Escape From New York does a lot of work to establish Snake as the badass he is almost instantly. From a list of his commendations and how quickly they were stripped away to his indifference to everyone else’s interests but his own, Russell does an incredible job embodying those traits and character history, all while appearing to have everything under control, even under tense situations. By the time Snake actually makes it into Manhattan, we’re already sold on him being the only man for the job. He robbed a bank, but the point isn’t to dismiss him as a criminal and hope he saves the President – it’s to ensure he lives and finds redemption.
Throughout the entire film, Manhattan is clearly not just a prison anymore – it’s a warzone. It’s a warzone where bad decisions could be overlooked for the greater good. However, Snake wears the reluctant hero extremely well. He saves those who have his back, cares less about the President and more about the people his actions have hurt, and once the mission is finally complete, his beliefs in a failed system are only reaffirmed. He acts heroically not because he’s asked to, but because it’s the right thing to do. Whether it’s a conscience that nags at him or the only way to survive, Escape From New York never cares enough to address why he’s the hero. He just does what needs doing.

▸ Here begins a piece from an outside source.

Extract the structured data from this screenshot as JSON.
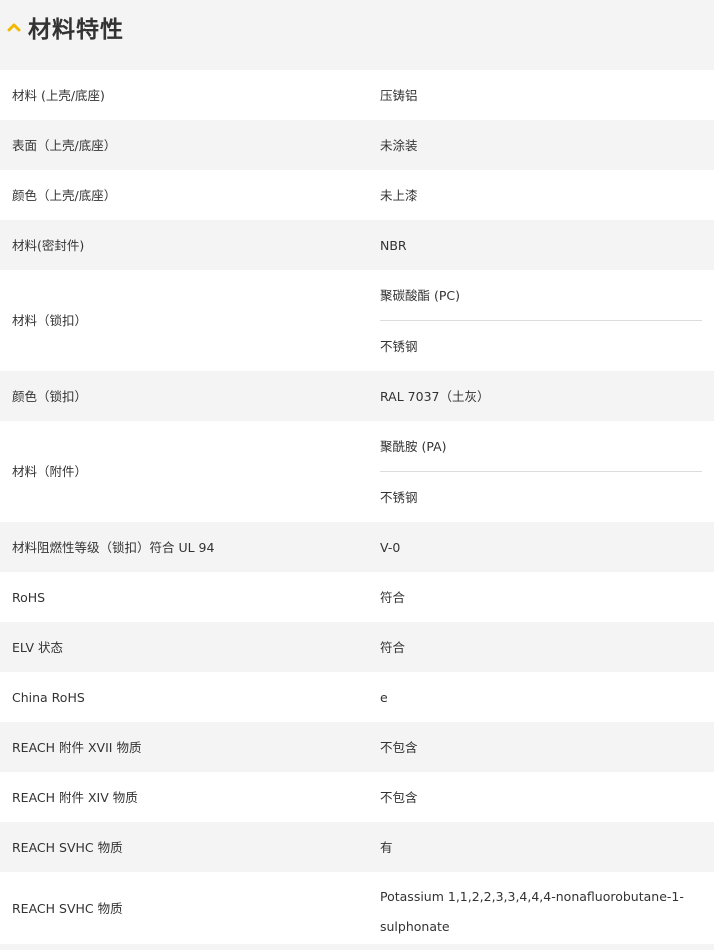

Carpenter established what is arguably one of the most iconic characters in action movie history with Snake. It’s how he did it that helps make Escape From New York stand out from every other film cut from the same cloth. Snake doesn’t change by the end of the film. His final question to the President and subsequent switcheroo with the MacGuffin of the film – a cassette tape in a briefcase chained to the President – demonstrates the same attitude towards the government as the beginning of the movie. He went in, got the job done, and the only thing eating away at him is that more human lives were lost over a game of politics.
Snake Plissken stands the test of time because he does what he believes to be morally right, even with micro-explosives injected into him that would make anyone just complete the mission and not worry about anyone else. He still stops to save people. Carpenter would later create 1988’s They Live, another cult classic film that has its drifter discover an alien invasion that is happening, but no one can see without special glasses. He could often just give up and move on, owing nothing to no one, but the drifter never gives up on trying to show people the truth. Snake feels like the prototype for They Live’s main character.
However, it all exemplifies one thing: John Carpenter’s views of society and the future maintain a very slight glimmer of hope. While Escape from New York might appear bleak, it features a “bad person” doing what’s right and questioning the status quo, even when his life’s on the line. With a legal and prison system more than ready to claim every criminal is beyond saving, Carpenter asks whether the system that governs us all is worth saving. In fact, perhaps the evil in Escape from New York isn’t the maximum-security prison that Snake has to head directly into; instead, the evil has invaded civilization and is shepherding the world to its demise under the guise of government protection.